MATERIAL AND METHODS
The ConocoPhillips Canada Resources Corporation Mirror Lake N-20 well, drilled approximately 30 km south of Norman Wells and completed in 2013, contains a cored interval preserving
the contact between the Middle Devonian Hume Formation and the overlying Hare Indian Formation (including the basal Bluefish Member). Approximately 50 metres of this core was described, including the Hume and Hare Indian formations, and the lower
part of the overlying Canol Formation.
A geochemical database containing 28 well and outcrop sections was compiled from publications of the Geological Survey of Canada (GSC) and Northwest Territories Geological Survey (NTGS). Data consists of
ICP-MS inorganic elemental geochemistry, Rock-eval, and X-ray Diffraction. Geochemical logs were created from calculations of redox and basin restriction proxies of two available nearby wells. Statistical Primary Components Analysis, a method of
evaluating elemental covariance, was performed using this data compilation. Spectral gamma ray logs, collected using handheld scintillometer from GSC field programs in the summer of 2015 and 2016 were correlated to well gamma-ray logs.
Core descriptions of Mirror Lake N-20 show the preservation of the sharp Hume - Bluefish contact; a slickenslided surface marks the end of the Hume carbonates with the Bluefish black shales above. The Hume Formation preserved many
rugose and other coral species, stromatoporoids, and shell fragments. The Bluefish Member preserves many calcareous, tentaculite-rich laminae in the lower third, pyritized bivalve shells and organic walled orthoconic cephalopods in the middle, and an
arcritarch rich upper third which grades into the Francis Creek Member grey shales.
Geochemical analysis normalizing Molybdenum, Copper, and Nickel to TOC was used as a proxy for basin restriction (Tribovillard et al., 2006). The Hume contains
relatively low ratios, while the Bluefish sharply contrasts with higher ratios (Fig. 2). The higher ratios indicate greater nutrient flux, where elements listed above are introduced. The boundary between the Hume and Bluefish also marks a strong
shift from highly oxic conditions to euxinic (conditions with enrichment of hydrogen sulphide) waters when looking at the excess Mo and V (Fig. 2). The geochemical logs on Figure 2 show three distinct packages within the Bluefish Member: highly
anoxic/euxinic conditions (high excess Mo and V), overlain by more oxygenated conditions (low excess Mo and V), in turn overlain by another anoxic event.
The boundary from Hume to Bluefish shows a phase of deepening water depth.
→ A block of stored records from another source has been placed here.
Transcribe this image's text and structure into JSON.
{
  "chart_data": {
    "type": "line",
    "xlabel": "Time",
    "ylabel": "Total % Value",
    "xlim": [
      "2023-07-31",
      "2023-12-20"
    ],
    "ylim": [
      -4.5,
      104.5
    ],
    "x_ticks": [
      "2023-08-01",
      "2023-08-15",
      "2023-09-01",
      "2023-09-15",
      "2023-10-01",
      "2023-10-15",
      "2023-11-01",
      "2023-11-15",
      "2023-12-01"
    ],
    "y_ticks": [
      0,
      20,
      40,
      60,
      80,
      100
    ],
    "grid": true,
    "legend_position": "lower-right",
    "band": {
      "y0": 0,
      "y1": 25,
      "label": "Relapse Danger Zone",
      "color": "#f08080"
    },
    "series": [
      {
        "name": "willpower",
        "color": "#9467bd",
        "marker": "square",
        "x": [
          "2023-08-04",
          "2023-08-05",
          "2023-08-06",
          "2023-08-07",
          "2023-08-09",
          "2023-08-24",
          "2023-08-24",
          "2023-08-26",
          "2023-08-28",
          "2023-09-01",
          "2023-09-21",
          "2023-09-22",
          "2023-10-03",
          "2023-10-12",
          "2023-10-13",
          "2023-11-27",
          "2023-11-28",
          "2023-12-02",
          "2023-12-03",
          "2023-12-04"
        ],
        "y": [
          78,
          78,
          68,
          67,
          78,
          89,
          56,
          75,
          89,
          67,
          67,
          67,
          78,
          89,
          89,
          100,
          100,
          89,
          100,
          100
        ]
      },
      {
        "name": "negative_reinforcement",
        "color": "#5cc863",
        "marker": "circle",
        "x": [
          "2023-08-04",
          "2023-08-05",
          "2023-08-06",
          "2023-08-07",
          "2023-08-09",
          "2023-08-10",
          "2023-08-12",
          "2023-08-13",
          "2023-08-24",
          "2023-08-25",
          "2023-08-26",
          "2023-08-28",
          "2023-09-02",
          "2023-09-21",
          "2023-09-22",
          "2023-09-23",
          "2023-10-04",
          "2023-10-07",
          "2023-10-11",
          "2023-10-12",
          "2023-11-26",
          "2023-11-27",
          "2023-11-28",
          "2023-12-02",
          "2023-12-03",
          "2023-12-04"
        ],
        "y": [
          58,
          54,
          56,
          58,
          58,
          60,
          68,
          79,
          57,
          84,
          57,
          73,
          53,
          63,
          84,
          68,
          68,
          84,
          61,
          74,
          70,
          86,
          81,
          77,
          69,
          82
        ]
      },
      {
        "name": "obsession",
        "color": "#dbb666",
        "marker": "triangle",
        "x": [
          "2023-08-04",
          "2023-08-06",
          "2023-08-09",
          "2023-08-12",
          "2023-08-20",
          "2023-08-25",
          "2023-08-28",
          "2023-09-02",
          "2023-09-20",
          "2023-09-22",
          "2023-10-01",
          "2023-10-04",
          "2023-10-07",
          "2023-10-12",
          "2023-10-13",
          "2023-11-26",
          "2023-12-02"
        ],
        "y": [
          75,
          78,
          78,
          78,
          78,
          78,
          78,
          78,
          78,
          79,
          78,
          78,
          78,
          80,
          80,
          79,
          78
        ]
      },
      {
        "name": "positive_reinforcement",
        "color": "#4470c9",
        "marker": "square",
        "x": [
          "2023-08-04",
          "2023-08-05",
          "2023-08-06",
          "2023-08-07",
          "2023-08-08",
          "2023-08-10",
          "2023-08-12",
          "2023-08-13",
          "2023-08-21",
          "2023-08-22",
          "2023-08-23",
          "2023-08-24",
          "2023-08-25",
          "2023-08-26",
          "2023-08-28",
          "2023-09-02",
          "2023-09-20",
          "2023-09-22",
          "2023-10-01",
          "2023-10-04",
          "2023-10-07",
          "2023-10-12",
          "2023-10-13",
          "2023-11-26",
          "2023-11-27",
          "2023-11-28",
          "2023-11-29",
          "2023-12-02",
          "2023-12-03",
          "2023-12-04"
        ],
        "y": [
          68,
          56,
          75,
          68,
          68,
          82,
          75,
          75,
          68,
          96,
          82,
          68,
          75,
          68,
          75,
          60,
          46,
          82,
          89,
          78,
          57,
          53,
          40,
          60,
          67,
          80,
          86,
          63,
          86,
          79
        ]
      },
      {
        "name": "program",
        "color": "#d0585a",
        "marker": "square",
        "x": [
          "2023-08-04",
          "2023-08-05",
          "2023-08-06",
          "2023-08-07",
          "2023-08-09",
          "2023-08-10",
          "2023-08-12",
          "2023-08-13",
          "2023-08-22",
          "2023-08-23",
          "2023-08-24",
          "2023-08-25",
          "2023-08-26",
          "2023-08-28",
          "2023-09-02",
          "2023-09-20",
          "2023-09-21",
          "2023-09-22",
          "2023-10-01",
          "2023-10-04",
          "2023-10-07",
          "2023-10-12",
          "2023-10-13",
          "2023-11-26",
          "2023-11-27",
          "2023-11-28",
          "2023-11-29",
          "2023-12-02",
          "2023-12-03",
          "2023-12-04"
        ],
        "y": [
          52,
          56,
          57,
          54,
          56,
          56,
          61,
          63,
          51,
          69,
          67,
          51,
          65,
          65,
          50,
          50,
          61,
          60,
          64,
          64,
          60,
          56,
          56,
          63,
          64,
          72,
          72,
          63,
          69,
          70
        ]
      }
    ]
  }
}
This is evident in the change from oxic-zone macro-fossils of the Hume, to the appearance of more pelagic species and pyritization of the Bluefish Member. This may also explain the geochemical signatures, where the redox boundary moves up when
entering the Bluefish Member, as evidenced by the redox proxies of excess Mo and V. This could be attributed to the transgressive event, where the change in local water depth results in a shift in the redox boundary upward. These anoxic/euxinic
conditions also coincide with basin nutrient flux, where Mo, Cu, and Ni are replenished more in the Bluefish Member than in the Hume Formation. Given the preliminary biostratigraphic constraint of Bluefish Member, the anoxic event may also coincide
with the global Kacák Episode. This widespread event is attributed to a rise in global sea-level, which is also characteristic of the deposition of the Bluefish Member.
The Hume-Bluefish contact represents a sharp boundary from
shallow water oxic marine conditions to a transgressive anoxic deposition. Lithology from core descriptions shows a change from carbonate-shelf macrofossils in the Hume to pelagic rich shale in the Bluefish. This transgressive surface probably
coincides with the onset of a global sea-level rise, called the Kacák Episode.